This is post 902 on this blog. Add the smaller number of posts from my other blog, and I have written a total of 958 posts, since the summer of 2012. When I started out, I thought that I might manage one post a month. After all, what did I have to say, or to tell the world about?
Early experiments about life in Norfolk soon expanded to memoirs of London life, and my time in the Ambulance Service. Walks with Ollie seemed mundane to my eyes, but increased my following ten-fold, and continue to be popular. I thought about adding some fiction pieces, and they were generally well-received too. I had soon reached the previously unimaginable figure of 300 posts, and I was sure that I would soon run out of ideas and things to write about, then just dry up naturally.
By the time I saw 500 posts approaching, I was convinced that it couldn’t go on much longer.
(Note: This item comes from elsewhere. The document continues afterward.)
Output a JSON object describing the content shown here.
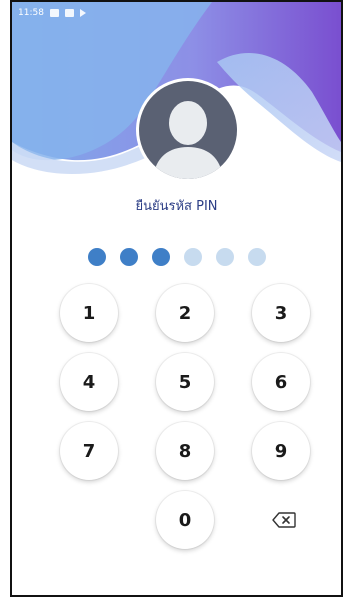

Adding the Significant Songs series boosted numbers of course, but how many of those would there be? A lot, by all accounts, once I began to delve into my memories. Having work published on other sites also generated posts, as I rushed to tell everyone about this, by writing a post with a link to those articles. Muddy walks with Ollie, battered by all kinds of unspeakable weather, generated plenty of material to enable me to carry on. But as I reached the 700 mark, I started to have some serious doubts about the longevity of my blog.
Followers had increased, yet some had gone forever; disappeared without trace, like American teenagers on milk cartons. New faces cropped up every day, yet viewing figures stayed static. More followers, less comments, the same amount of views. I started to question my blogging style and skills, which in turn generated more posts about this very subject. It struck me how incestuous the blogging world can become. Writing posts about writing posts, generating work by writing about how to generate work. My head was in a spin, and I wondered whether or not to carry on.
Then I bought a new camera.
Once I started to add photos, I discovered what I had always suspected. People like pictures. Figures boomed, stats went through the roof, and new followers poured in, like sand from a bucket. The blog was rejuvenated, and so was I. Very soon, I was well past 800 posts, and could begin to imagine the magic 1,000. I had the fanciful idea that I would bow out when I reached that total. I would leave my one thousand posts as a legacy, and disappear, like so many of those bloggers I had enjoyed so very much. Now I have broken the 900 number, I am not so sure. I am still being published on other sites, even though I submit less articles than I used to. I continue to gain inspiration and knowledge from other bloggers within my own community, and outside of it too.
Maybe I will try for 2,000. What do you think?